Per un lungo momento restammo poi silenziosi. Io guardavo i canguri che su quel terreno pallido e senza un filo d'erba del loro recinto se ne andavano di traverso, balzando leggeri su quelle loro pesanti piote, la coda massiccia appoggiata sul suolo. Un maschio grande se ne stava sdraiato, gli occhi socchiusi nel sole, le zampe allungate con un languore singolare, come le gambe di una donna distesa. Feci notare a Federico la bizzarria degli strani animali, con la loro tasca pelosa semiaperta tra le rattrappite zampe anteriori. Egli disse che i canguri erano i suoi animali preferiti; e si mise a spiegarmi il modo che tenevano per procreare e per allevare i loro piccoli. Mi alzai e sempre insieme con Federico passai alla gabbia dell'orango. Cercai di far notare a Federico la tristezza arcaica e immutabile dei piccoli occhi cisposi della grande scimmia; ma lui di rimando mi diede nuove informazioni sul vivere e il riprodursi della bestia.

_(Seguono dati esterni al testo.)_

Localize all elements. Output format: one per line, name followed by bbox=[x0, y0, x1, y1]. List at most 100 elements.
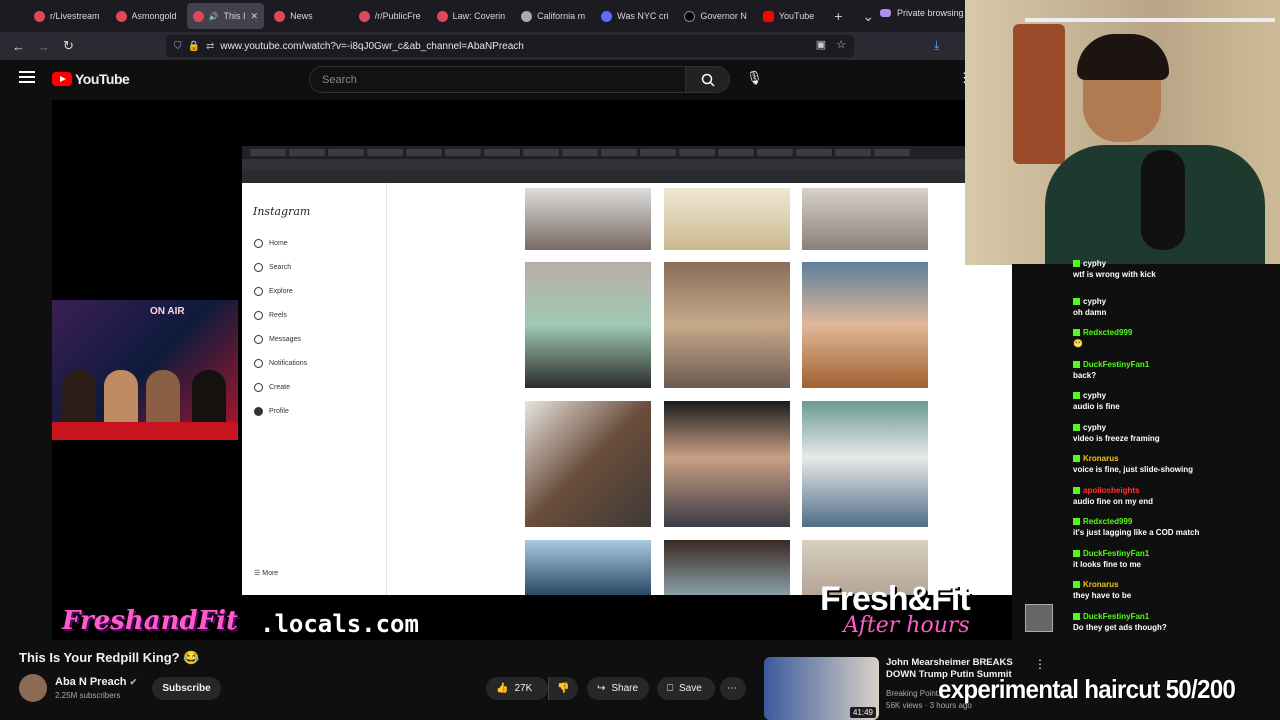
address-bar[interactable]: ⛉ 🔒 ⇄ www.youtube.com/watch?v=-i8qJ0Gwr_… bbox=[166, 35, 854, 57]
browser-tab[interactable]: /r/PublicFre bbox=[353, 3, 427, 29]
kick-badge-icon bbox=[1073, 581, 1080, 588]
chat-username[interactable]: DuckFestinyFan1 bbox=[1073, 611, 1167, 622]
chat-message: cyphy audio is fine bbox=[1073, 390, 1120, 412]
new-tab-button[interactable]: + bbox=[834, 8, 842, 24]
subscribe-button[interactable]: Subscribe bbox=[152, 677, 221, 700]
thumbs-up-icon: 👍 bbox=[496, 683, 509, 694]
browser-tab[interactable]: Asmongold bbox=[110, 3, 183, 29]
chat-username[interactable]: DuckFestinyFan1 bbox=[1073, 359, 1149, 370]
kick-badge-icon bbox=[1073, 455, 1080, 462]
chat-text: audio fine on my end bbox=[1073, 496, 1154, 506]
chat-username[interactable]: Kronarus bbox=[1073, 453, 1193, 464]
instagram-nav-item: Reels bbox=[254, 310, 307, 320]
browser-tab[interactable]: Law: Coverin bbox=[431, 3, 512, 29]
browser-tab[interactable]: News bbox=[268, 3, 319, 29]
photo-tile bbox=[664, 262, 790, 388]
chat-username[interactable]: Kronarus bbox=[1073, 579, 1131, 590]
instagram-sidebar: Instagram Home Search Explore Reels Mess… bbox=[242, 183, 387, 595]
video-title: This Is Your Redpill King? 😂 bbox=[19, 650, 200, 665]
reels-icon bbox=[254, 310, 263, 320]
browser-tab[interactable]: r/Livestream bbox=[28, 3, 106, 29]
tracking-shield-icon[interactable]: ⛉ bbox=[174, 41, 182, 52]
bookmark-star-icon[interactable]: ☆ bbox=[836, 38, 846, 51]
chat-username[interactable]: cyphy bbox=[1073, 390, 1120, 401]
instagram-nav-item: Explore bbox=[254, 286, 307, 296]
chat-text: back? bbox=[1073, 370, 1097, 380]
dislike-button[interactable]: 👎 bbox=[548, 677, 578, 700]
chat-message: apollosheights audio fine on my end bbox=[1073, 485, 1153, 507]
chat-text: Do they get ads though? bbox=[1073, 622, 1167, 632]
browser-tab[interactable]: YouTube bbox=[757, 3, 820, 29]
channel-avatar[interactable] bbox=[19, 674, 47, 702]
search-input[interactable]: Search bbox=[309, 66, 686, 93]
recommendation-menu-icon[interactable]: ⋮ bbox=[1034, 657, 1046, 671]
close-tab-icon[interactable]: ✕ bbox=[251, 11, 259, 22]
share-icon: ↪ bbox=[597, 683, 606, 694]
yahoo-icon bbox=[601, 10, 613, 22]
instagram-logo: Instagram bbox=[253, 205, 311, 218]
browser-tab[interactable]: California m bbox=[515, 3, 591, 29]
channel-name[interactable]: Aba N Preach ✔ bbox=[55, 676, 137, 688]
kick-badge-icon bbox=[1073, 329, 1080, 336]
kick-badge-icon bbox=[1073, 612, 1080, 620]
reader-mode-icon[interactable]: ▣ bbox=[816, 38, 826, 51]
create-icon bbox=[254, 382, 263, 392]
tab-list-chevron-icon[interactable]: ⌄ bbox=[862, 8, 874, 25]
chat-text: video is freeze framing bbox=[1073, 433, 1160, 443]
more-horizontal-icon: ⋯ bbox=[727, 683, 737, 694]
locals-url-text: .locals.com bbox=[260, 610, 419, 638]
chat-text: they have to be bbox=[1073, 591, 1132, 600]
chat-message: cyphy oh damn bbox=[1073, 296, 1106, 318]
instagram-nav-item: Search bbox=[254, 262, 307, 272]
chat-username[interactable]: cyphy bbox=[1073, 258, 1156, 269]
chat-username[interactable]: DuckFestinyFan1 bbox=[1073, 548, 1149, 559]
browser-tab[interactable]: Was NYC cri bbox=[595, 3, 674, 29]
save-button[interactable]: ⎕ Save bbox=[657, 677, 715, 700]
hamburger-menu-icon[interactable] bbox=[19, 71, 35, 83]
search-button[interactable] bbox=[686, 66, 730, 93]
chat-message: Kronarus voice is fine, just slide-showin… bbox=[1073, 453, 1193, 475]
kick-badge-icon bbox=[1073, 518, 1080, 525]
like-button[interactable]: 👍 27K bbox=[486, 677, 548, 700]
chat-username[interactable]: apollosheights bbox=[1073, 485, 1153, 496]
permissions-icon[interactable]: ⇄ bbox=[206, 41, 214, 52]
heart-icon bbox=[254, 358, 263, 368]
shared-bookmarks-bar bbox=[242, 170, 1013, 183]
youtube-logo[interactable]: YouTube bbox=[52, 71, 130, 87]
recommended-video-thumbnail[interactable]: 41:49 bbox=[764, 657, 879, 720]
forward-button[interactable]: → bbox=[31, 39, 56, 54]
chat-username[interactable]: Redxcted999 bbox=[1073, 327, 1132, 338]
browser-tab-active[interactable]: 🔊 This I ✕ bbox=[186, 3, 265, 29]
share-button[interactable]: ↪ Share bbox=[587, 677, 649, 700]
youtube-icon bbox=[762, 10, 774, 22]
reddit-icon bbox=[274, 10, 286, 22]
photo-tile bbox=[664, 401, 790, 527]
download-icon[interactable]: ⤓ bbox=[934, 38, 939, 53]
photo-tile bbox=[525, 401, 651, 527]
reload-button[interactable]: ↻ bbox=[56, 38, 81, 54]
chat-message: cyphy video is freeze framing bbox=[1073, 422, 1160, 444]
chat-message: DuckFestinyFan1 back? bbox=[1073, 359, 1149, 381]
instagram-nav-item: Create bbox=[254, 382, 307, 392]
private-browsing-indicator: Private browsing bbox=[880, 8, 964, 18]
kick-badge-icon bbox=[1073, 297, 1080, 305]
speaker-icon[interactable]: 🔊 bbox=[209, 12, 219, 21]
messages-icon bbox=[254, 334, 263, 344]
back-button[interactable]: ← bbox=[6, 39, 31, 54]
reddit-icon bbox=[115, 10, 127, 22]
lock-icon[interactable]: 🔒 bbox=[188, 41, 200, 52]
kick-badge-icon bbox=[1073, 486, 1080, 494]
kick-badge-icon bbox=[1073, 360, 1080, 368]
url-text[interactable]: www.youtube.com/watch?v=-i8qJ0Gwr_c&ab_c… bbox=[220, 41, 524, 52]
fresh-fit-after-hours-logo: Fresh&Fit After hours bbox=[820, 580, 971, 638]
chat-username[interactable]: Redxcted999 bbox=[1073, 516, 1199, 527]
chat-text: 😬 bbox=[1073, 339, 1083, 348]
chat-username[interactable]: cyphy bbox=[1073, 422, 1160, 433]
voice-search-mic-icon[interactable]: 🎙 bbox=[746, 70, 763, 86]
more-actions-button[interactable]: ⋯ bbox=[720, 677, 746, 700]
photo-tile bbox=[525, 262, 651, 388]
instagram-nav-item: Notifications bbox=[254, 358, 307, 368]
browser-tab[interactable]: Governor N bbox=[678, 3, 753, 29]
chat-username[interactable]: cyphy bbox=[1073, 296, 1106, 307]
shared-browser-tabs bbox=[242, 146, 1013, 159]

Davanti ad altre gabbie avvenne di nuovo lo stesso fatto. Io cercavo di fare ammirare a Federico la bellezza e singolarità delle belve e lui, senza neppur guardarle, mi parlava delle loro abitudini e dei loro costumi. Ora capivo che Federico non era affatto mutato; e che quella sua curiosità astratta di un tempo verso le persone, adesso la rivolgeva agli animali. Doveva aver letto dei libri o interrogato i custodi, non so. Tornavano persino le vecchie frasi diun tempo: "vedi quella bestiolina dall'aria così innocente... ebbene". Egli insomma si divertiva, come già un tempo, a scoprire quel che c'era sotto. Aveva superato le belve, come già gli uomini. Questa volta però mi guardai dal comunicargli queste mie riflessioni.
Di gabbia in gabbia ci trovammo all'uscita dello zoo. Federico rimase perché era il momento dei pasti e voleva vedere come funzionavano quegli appetiti ferini. Io me ne andai.